Na prática funcionavam como um acrescento de braço, suplantando capacidades de indivíduos maiores, ou com braços maiores, na possibilidade de alcançar maiores distâncias. 
Este é um exemplo de como o engenho humano poderia suplantar uma vantagem genética.
A natureza poderia querer definir, no seu processo selectivo de ADN, que Golias iriam ter vantagem sobre Davids, mas conforme é ilustrado no episódio bíblico, a Terra não iria ser de gigantes, iria ser de humanos manhosos, capazes de usar novas armas e engodos para que o engenho suplantasse os atributos naturais. 
É claro que este é só um dos muitos aspectos em que isso se manifestou, e nem todos esses aspectos foram honrados, porque o engano e o roubo serviram também vantagens competitivas nessa evolução. Só que as sociedades também evoluíram, e sociedades em que todos os membros eram vigaristas ou ladrões teriam um rápido fim caótico, prevalecendo as que definiram esse privilégio apenas para uma reduzida elite, por um lado, e para marginais, por outro.

Outro aspecto que se salienta nestes atlatl é o excepcional trabalho artístico de escultura, que usa e aproveita o formato do chifre de veado, de que eram feitos. Portanto, estes são dos primeiros trabalhos onde se conjuga utilidade com estética, mesmo que a estética visasse algum propósito religioso - ou seja, poderia pensar-se que as figuras dos animais visavam um bom augúrio para a caçada.

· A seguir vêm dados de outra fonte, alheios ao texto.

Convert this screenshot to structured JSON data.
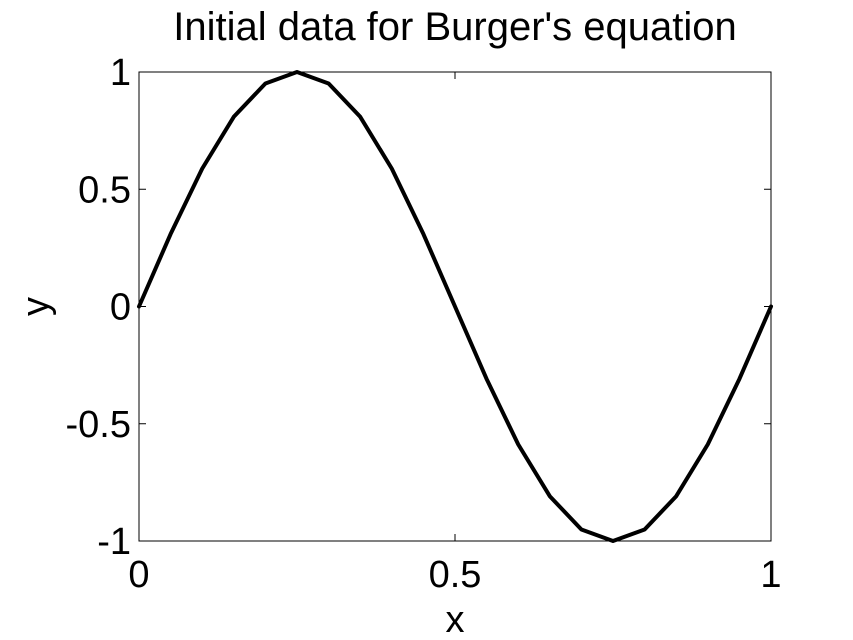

Estes atlatl acabaram por desaparecer nas civilizações europeias e asiáticas, enquanto se mantiveram em uso corrente do outro lado do Atlântico, em particular entre os Aztecas. No entanto, a sua eficácia enquanto arma de arremesso levou até a que fosse considerada como 
Os espanhóis, desconhecendo a função do Atlatl, entenderam alguns belos objectos ornamentados como um bastão de comando... e será de ponderar se o simbólico bastão não teria ganho essa importância devido a uma utilidade então perdida na Europa.
Relativamente ao arco e flecha, do outro lado do Atlântico, estes atlantes aztecas usavam os atlatles com a capacidade de enviar lanças mais pesadas, o que teria sido uma vantagem razoável em tempos que não havia poder de fogo, nem armaduras de metal, na Europa.

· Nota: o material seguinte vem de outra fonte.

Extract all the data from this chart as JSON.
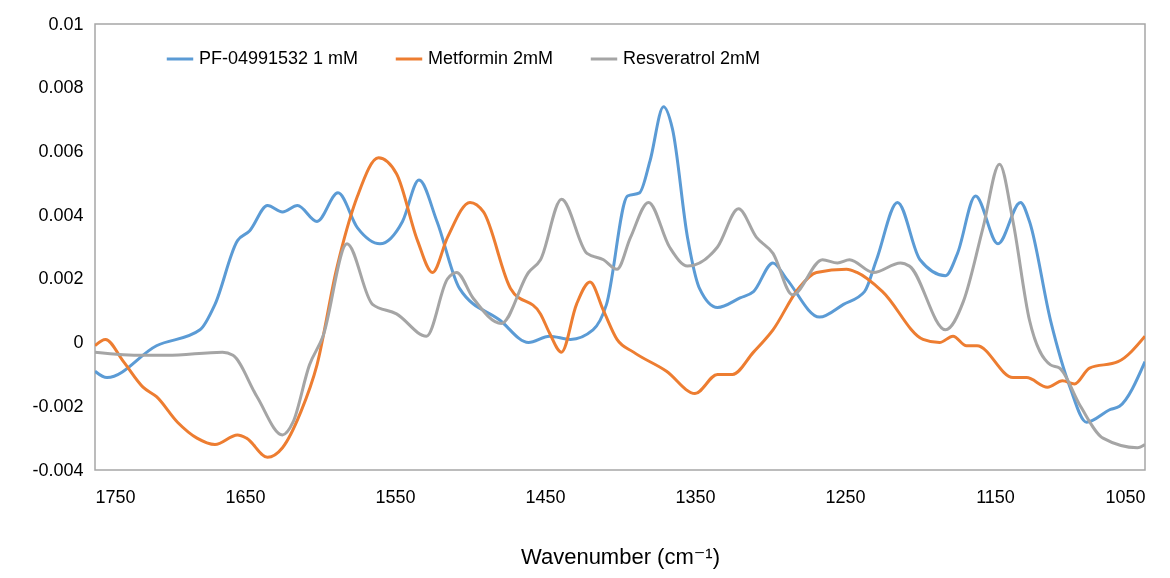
{
  "chart_data": {
    "type": "line",
    "xlabel": "Wavenumber (cm⁻¹)",
    "xlim": [
      1750,
      1050
    ],
    "xticks": [
      1750,
      1650,
      1550,
      1450,
      1350,
      1250,
      1150,
      1050
    ],
    "ylim": [
      -0.004,
      0.01
    ],
    "yticks": [
      -0.004,
      -0.002,
      0,
      0.002,
      0.004,
      0.006,
      0.008,
      0.01
    ],
    "grid": false,
    "legend": "top",
    "series": [
      {
        "name": "PF-04991532 1 mM",
        "color": "#5b9bd5",
        "x": [
          1750,
          1742,
          1709,
          1680,
          1670,
          1655,
          1647,
          1635,
          1625,
          1615,
          1602,
          1588,
          1575,
          1560,
          1545,
          1534,
          1522,
          1507,
          1480,
          1461,
          1447,
          1433,
          1418,
          1409,
          1395,
          1387,
          1380,
          1371,
          1365,
          1355,
          1347,
          1335,
          1320,
          1311,
          1298,
          1289,
          1267,
          1251,
          1237,
          1229,
          1215,
          1200,
          1183,
          1175,
          1163,
          1148,
          1133,
          1127,
          1113,
          1100,
          1089,
          1073,
          1067,
          1050
        ],
        "values": [
          -0.0009,
          -0.0011,
          -0.0001,
          0.0004,
          0.0012,
          0.0032,
          0.0035,
          0.0043,
          0.0041,
          0.0043,
          0.0038,
          0.0047,
          0.0036,
          0.0031,
          0.0038,
          0.0051,
          0.0038,
          0.0017,
          0.0007,
          0.0,
          0.0002,
          0.0001,
          0.0004,
          0.0012,
          0.0046,
          0.0047,
          0.0057,
          0.0074,
          0.0067,
          0.0033,
          0.0017,
          0.0011,
          0.0014,
          0.0016,
          0.0025,
          0.002,
          0.0008,
          0.0012,
          0.0016,
          0.0026,
          0.0044,
          0.0026,
          0.0021,
          0.0028,
          0.0046,
          0.0031,
          0.0044,
          0.0038,
          0.0007,
          -0.0014,
          -0.0025,
          -0.0021,
          -0.002,
          -0.0006
        ]
      },
      {
        "name": "Metformin 2mM",
        "color": "#ed7d31",
        "x": [
          1750,
          1743,
          1731,
          1718,
          1709,
          1695,
          1682,
          1670,
          1655,
          1649,
          1635,
          1625,
          1613,
          1602,
          1589,
          1575,
          1561,
          1549,
          1535,
          1525,
          1515,
          1500,
          1491,
          1473,
          1453,
          1447,
          1439,
          1429,
          1420,
          1411,
          1402,
          1391,
          1369,
          1350,
          1335,
          1325,
          1311,
          1298,
          1281,
          1269,
          1249,
          1242,
          1225,
          1198,
          1187,
          1178,
          1169,
          1162,
          1138,
          1129,
          1115,
          1105,
          1097,
          1087,
          1068,
          1050
        ],
        "values": [
          -0.0001,
          0.0001,
          -0.0006,
          -0.0014,
          -0.0017,
          -0.0025,
          -0.003,
          -0.0032,
          -0.0029,
          -0.003,
          -0.0036,
          -0.0033,
          -0.0022,
          -0.0007,
          0.0023,
          0.0046,
          0.0058,
          0.0053,
          0.0032,
          0.0022,
          0.0033,
          0.0044,
          0.0041,
          0.0017,
          0.0009,
          0.0003,
          -0.0003,
          0.0012,
          0.0019,
          0.001,
          0.0001,
          -0.0003,
          -0.0009,
          -0.0016,
          -0.001,
          -0.001,
          -0.0003,
          0.0004,
          0.0017,
          0.0022,
          0.0023,
          0.0022,
          0.0016,
          0.0001,
          0.0,
          0.0002,
          -0.0001,
          -0.0001,
          -0.0011,
          -0.0011,
          -0.0014,
          -0.0012,
          -0.0013,
          -0.0008,
          -0.0006,
          0.0002
        ]
      },
      {
        "name": "Resveratrol 2mM",
        "color": "#a5a5a5",
        "x": [
          1750,
          1718,
          1702,
          1665,
          1658,
          1642,
          1625,
          1618,
          1607,
          1598,
          1582,
          1565,
          1549,
          1529,
          1515,
          1509,
          1498,
          1479,
          1461,
          1453,
          1439,
          1422,
          1411,
          1402,
          1393,
          1381,
          1367,
          1355,
          1335,
          1321,
          1309,
          1298,
          1285,
          1265,
          1255,
          1247,
          1231,
          1213,
          1207,
          1183,
          1171,
          1158,
          1147,
          1138,
          1127,
          1113,
          1107,
          1093,
          1078,
          1055,
          1050
        ],
        "values": [
          -0.0003,
          -0.0004,
          -0.0004,
          -0.0003,
          -0.0004,
          -0.0017,
          -0.0029,
          -0.0025,
          -0.0007,
          0.0002,
          0.0031,
          0.0012,
          0.0009,
          0.0002,
          0.002,
          0.0022,
          0.0014,
          0.0006,
          0.0022,
          0.0026,
          0.0045,
          0.0028,
          0.0026,
          0.0023,
          0.0033,
          0.0044,
          0.003,
          0.0024,
          0.003,
          0.0042,
          0.0033,
          0.0028,
          0.0015,
          0.0026,
          0.0025,
          0.0026,
          0.0022,
          0.0025,
          0.0024,
          0.0004,
          0.0013,
          0.0036,
          0.0056,
          0.0038,
          0.0007,
          -0.0007,
          -0.0008,
          -0.002,
          -0.003,
          -0.0033,
          -0.0032
        ]
      }
    ]
  }
}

Uma consideração lateral tem a ver com o nome Atlatl ser particularmente semelhante a Atlas, o titã que deu nome ao Atlântico, separando os Aztecas dos Europeus. Aliás só há uma outra palavra começada por Atl (típico som azteca) que é a palavra Atleta, o que designava na Grécia os desportistas que competiam por um prémio. Ambas estas palavras gregas são consideradas "de origem desconhecida".

Sendo o lançamento do dardo uma modalidade olímpica da Grécia Antiga, o nome "dardo" apesar de ser usado na Europa, não tem origem grega ou romana. Raphael Bluteau recusava uma associação do nome aos Dardânios ou ao Dardanelos, associação que parecia ser corrente no Séc. XVII.
Os Romanos distinguiam o Pilum do Jaculum, consoante a lança fosse para atirar, ou para manter... mas curiosamente as Pila (plural de pilum) é que passaram a ser entendidas para arremesso, enquanto o Jaculum era suposto ser mantido erguido (um contra-senso para a etimologia de ejacular).  
Com alguma semelhança aos atlatles foi reportado que os gregos e as tribos ibéricas usavam contra os romanos uma variante com corda, conhecida como Amentum, algo que provocava uma rotação da lança, o que conferia maior estabilidade no voo, podendo aumentar a distância de 20 para 80 metros.

Interessa que, apesar de se ter mantido nas tropas o uso tradicional de lanceiros (até que as baionetas os tornaram obsoletos), ou de archeiros, por alguma razão o antigo uso dos atlatles deixou de ser considerado, especialmente durante a Idade Média.
E ninguém se terá lembrado de o reinventar, dado o espanto que levou até à confusão com um bastão?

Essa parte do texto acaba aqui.